THE spate of road accidents seen on Zambian roads is increasingly attributed to the abuse of Benylin by PSV drivers, who imbibe the cough mixture in place of the banned Tujilijili alcohol satchets so as to get high.
Statistics indicate that most accidents happen when these drivers are high on alcohol.
Alcohol detectors – breathalysers currently in use by the Roads Traffic (RTSA) and Safety Agency are ineffective when culprits intoxicated with Benylin take tests. Despite this, there is need for RTSA to be particularly mindful of how Benylin-induced road carnage problems can be resolved.
I think resolving deep-seated road carnage is rarely an easy task. The recent collaboration between RTSA and DEC to get rid of Benylin abuse by mini-bus drivers has been long-overdue. Herein lies the challenge.
By all accounts, getting supplies of the medication over the pharmacist’s counter without a prescription and then finding a market to sell the contraband takes some organisation and co-ordination.
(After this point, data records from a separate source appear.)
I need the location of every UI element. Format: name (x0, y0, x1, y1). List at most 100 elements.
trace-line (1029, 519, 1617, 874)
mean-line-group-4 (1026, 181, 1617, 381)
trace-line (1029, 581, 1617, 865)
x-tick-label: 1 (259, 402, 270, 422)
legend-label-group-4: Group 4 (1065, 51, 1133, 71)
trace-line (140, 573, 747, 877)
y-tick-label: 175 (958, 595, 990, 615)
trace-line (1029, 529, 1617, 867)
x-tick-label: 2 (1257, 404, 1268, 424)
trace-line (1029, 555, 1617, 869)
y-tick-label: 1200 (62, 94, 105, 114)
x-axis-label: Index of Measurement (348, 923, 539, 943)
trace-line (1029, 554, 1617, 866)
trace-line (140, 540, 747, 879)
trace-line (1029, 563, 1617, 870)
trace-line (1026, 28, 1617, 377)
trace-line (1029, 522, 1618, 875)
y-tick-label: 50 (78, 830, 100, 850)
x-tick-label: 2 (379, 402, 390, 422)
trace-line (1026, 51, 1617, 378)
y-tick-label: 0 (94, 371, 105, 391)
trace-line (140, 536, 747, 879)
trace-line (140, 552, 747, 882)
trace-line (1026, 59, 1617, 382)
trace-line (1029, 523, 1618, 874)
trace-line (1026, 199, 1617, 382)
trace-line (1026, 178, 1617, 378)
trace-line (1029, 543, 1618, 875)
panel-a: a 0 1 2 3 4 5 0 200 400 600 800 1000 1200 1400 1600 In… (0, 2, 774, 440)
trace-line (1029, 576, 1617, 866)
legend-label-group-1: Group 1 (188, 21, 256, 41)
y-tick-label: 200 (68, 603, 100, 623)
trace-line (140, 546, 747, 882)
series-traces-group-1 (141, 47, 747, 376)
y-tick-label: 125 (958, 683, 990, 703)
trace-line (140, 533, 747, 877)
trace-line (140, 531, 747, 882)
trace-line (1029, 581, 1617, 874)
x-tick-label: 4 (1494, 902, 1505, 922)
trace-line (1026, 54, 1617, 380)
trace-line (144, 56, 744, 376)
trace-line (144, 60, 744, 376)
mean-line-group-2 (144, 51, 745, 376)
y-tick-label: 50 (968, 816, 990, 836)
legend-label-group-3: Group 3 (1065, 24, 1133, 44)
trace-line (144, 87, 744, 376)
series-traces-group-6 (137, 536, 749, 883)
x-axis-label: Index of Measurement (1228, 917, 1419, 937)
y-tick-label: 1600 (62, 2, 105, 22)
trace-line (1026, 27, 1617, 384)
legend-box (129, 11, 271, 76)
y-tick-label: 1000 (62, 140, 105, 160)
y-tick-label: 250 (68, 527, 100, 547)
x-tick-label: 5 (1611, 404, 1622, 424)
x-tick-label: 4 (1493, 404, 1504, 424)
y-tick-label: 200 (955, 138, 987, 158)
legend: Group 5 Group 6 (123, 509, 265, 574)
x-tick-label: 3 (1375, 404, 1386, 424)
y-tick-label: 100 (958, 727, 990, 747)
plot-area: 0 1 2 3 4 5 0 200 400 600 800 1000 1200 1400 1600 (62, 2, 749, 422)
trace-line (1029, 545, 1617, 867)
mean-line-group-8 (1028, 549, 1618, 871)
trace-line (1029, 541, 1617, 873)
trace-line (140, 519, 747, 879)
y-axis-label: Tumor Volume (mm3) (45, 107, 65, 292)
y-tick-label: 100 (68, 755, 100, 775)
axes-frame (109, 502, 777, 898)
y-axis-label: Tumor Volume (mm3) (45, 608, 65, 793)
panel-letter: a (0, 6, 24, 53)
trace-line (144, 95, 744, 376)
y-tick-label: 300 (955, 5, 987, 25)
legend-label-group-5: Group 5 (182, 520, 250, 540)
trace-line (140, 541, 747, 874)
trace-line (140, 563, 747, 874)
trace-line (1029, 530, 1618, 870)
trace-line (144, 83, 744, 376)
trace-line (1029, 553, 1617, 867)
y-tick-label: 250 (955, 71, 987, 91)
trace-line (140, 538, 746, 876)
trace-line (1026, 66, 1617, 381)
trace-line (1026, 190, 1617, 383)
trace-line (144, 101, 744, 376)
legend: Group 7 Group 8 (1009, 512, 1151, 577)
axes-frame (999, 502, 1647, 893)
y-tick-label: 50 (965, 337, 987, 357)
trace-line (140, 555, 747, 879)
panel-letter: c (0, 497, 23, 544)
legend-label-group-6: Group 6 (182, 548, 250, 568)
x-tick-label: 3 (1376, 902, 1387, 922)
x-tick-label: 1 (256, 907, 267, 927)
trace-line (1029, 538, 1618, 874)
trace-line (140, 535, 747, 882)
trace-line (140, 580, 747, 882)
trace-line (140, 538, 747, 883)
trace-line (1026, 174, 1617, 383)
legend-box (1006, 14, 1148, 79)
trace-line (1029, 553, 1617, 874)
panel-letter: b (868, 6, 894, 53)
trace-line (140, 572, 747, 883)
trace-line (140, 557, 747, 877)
So what is to be done? Joint highway patrols need to be put together as soon as possible.
But one of the biggest challenges would be ensuring the field officers are equipped to act.
Anti-doping techniques are essential too. So far, the sporting fraternity in Zambia has adopted them.
Failure to act could have significant implications. Road carnage due to Benylin abuse could lead to a shortage of skilled manpower, threaten human capacity building and deprive government of the much-needed personal tax revenues.
All these are crucial to Zambia’s economic growth and social development.